ST. PAUL, Minn. — Tax-cut talk came quick on the heels of Thursday's report that Minnesota government leaders will have a $1.037 billion budget surplus at their disposal.

Lawmakers sized up options though urged restraint among groups already lining up for the slice of money. The surplus, projected through July 2017, came in a new economic forecast that contained mixed news about the state's long-term outlook, and the extra cash could be swallowed up almost entirely if legislators simply covered inflationary pressures in existing programs.

Still, top Democrats and Republicans separately raised the specter of a swift tax cut. Senate Majority Leader Tom Bakk said he supports lining up more of Minnesota's income tax deductions and credits with those offered in the federal tax code, a process known as conformity that lawmakers strive for but can't always afford.

Bakk, DFL-Cook, didn't spell out precisely which Minnesota residents could be in line for a break but said it's his preference to act sooner so that next year's tax filing is easier. Senate Minority Leader David Hann, R-Eden Prairie, embraced the call, as did the new House Republican leader.

"We know it's important. We know the timeliness of it is important as we approach tax season," said Speaker-to-be Kurt Daudt, R-Crown.

Gov. Mark Dayton also put tax changes toward the top of his to-do list on Thursday. He wants to expand eligibility for a child-care tax credit by removing an income cap — a change that would affect 137,000 taxpayers and carries a $175 million price tag.

Dayton, who must submit a two-year budget proposal by Jan. 27, said additional spending on early childhood learning scholarships and broadband Internet development programs are also priorities.

"There are a lot of compelling needs out there and they are going to add up to considerably more than $1 billion," he said.

In any case, the surplus should make for a smoother path to a new budget and reduce the possibility of protracted standoff as Republicans take over the House in January. Lawmakers spent several years battling deficits, repaying IOUs and refilling rainy-day accounts, which now top $1 billion as well.

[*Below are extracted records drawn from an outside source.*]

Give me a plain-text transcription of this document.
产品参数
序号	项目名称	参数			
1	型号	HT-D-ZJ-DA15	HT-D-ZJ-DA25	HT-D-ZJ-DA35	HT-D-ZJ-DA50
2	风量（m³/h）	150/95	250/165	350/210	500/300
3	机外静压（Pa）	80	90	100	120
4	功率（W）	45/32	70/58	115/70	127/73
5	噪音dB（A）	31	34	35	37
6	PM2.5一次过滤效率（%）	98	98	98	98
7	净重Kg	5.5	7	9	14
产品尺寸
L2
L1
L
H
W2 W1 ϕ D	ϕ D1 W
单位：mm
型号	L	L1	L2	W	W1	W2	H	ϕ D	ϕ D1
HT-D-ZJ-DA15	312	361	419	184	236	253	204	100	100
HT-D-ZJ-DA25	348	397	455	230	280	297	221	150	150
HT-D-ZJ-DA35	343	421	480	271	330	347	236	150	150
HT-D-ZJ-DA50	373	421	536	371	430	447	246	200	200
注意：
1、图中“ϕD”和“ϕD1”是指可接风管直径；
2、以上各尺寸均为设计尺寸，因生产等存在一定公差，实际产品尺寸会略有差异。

The surplus projection is drawn from economic growth estimates combined with tax and spending patterns. Total revenue for the two-year budget cycle that begins next July is projected to be just shy of $41.9 billion.

State law prevents financial analysts from including inflationary cost increases in their assessment of program budgets. So even as the cost of salaries, heating bills and other expenses rise, the forecast assumes static prices into the future with the exception of demographic shifts such as increased school enrollment.

Including across-the-board inflationary estimates in their prior forecast would have added about $900 million to state expenses in the next budget. Lawmakers say program advocates should have to make the case for higher spending and not bank on it.

The current fiscal year should close with $556 million in unspent money. Of that, $183 million will be automatically transferred to the budget reserve, but the rest could be parceled out for one-time needs, such as highway construction.

As for the bigger pot of money awaiting them, lawmakers said they'd be hesitant to spend every dime. A lot can change — and quickly. Consumer spending can pick up or taper off. A zooming stock market can drive up income tax collections. Nasty weather can temporarily dampen the economy.

Officials said that while the jobless rate has plummeted, employee wages haven't risen as fast as anticipated. The housing market isn't taking off as fast as economists predicted, either. On the upside, lower energy prices have given people more money in their household budgets to make other purchases.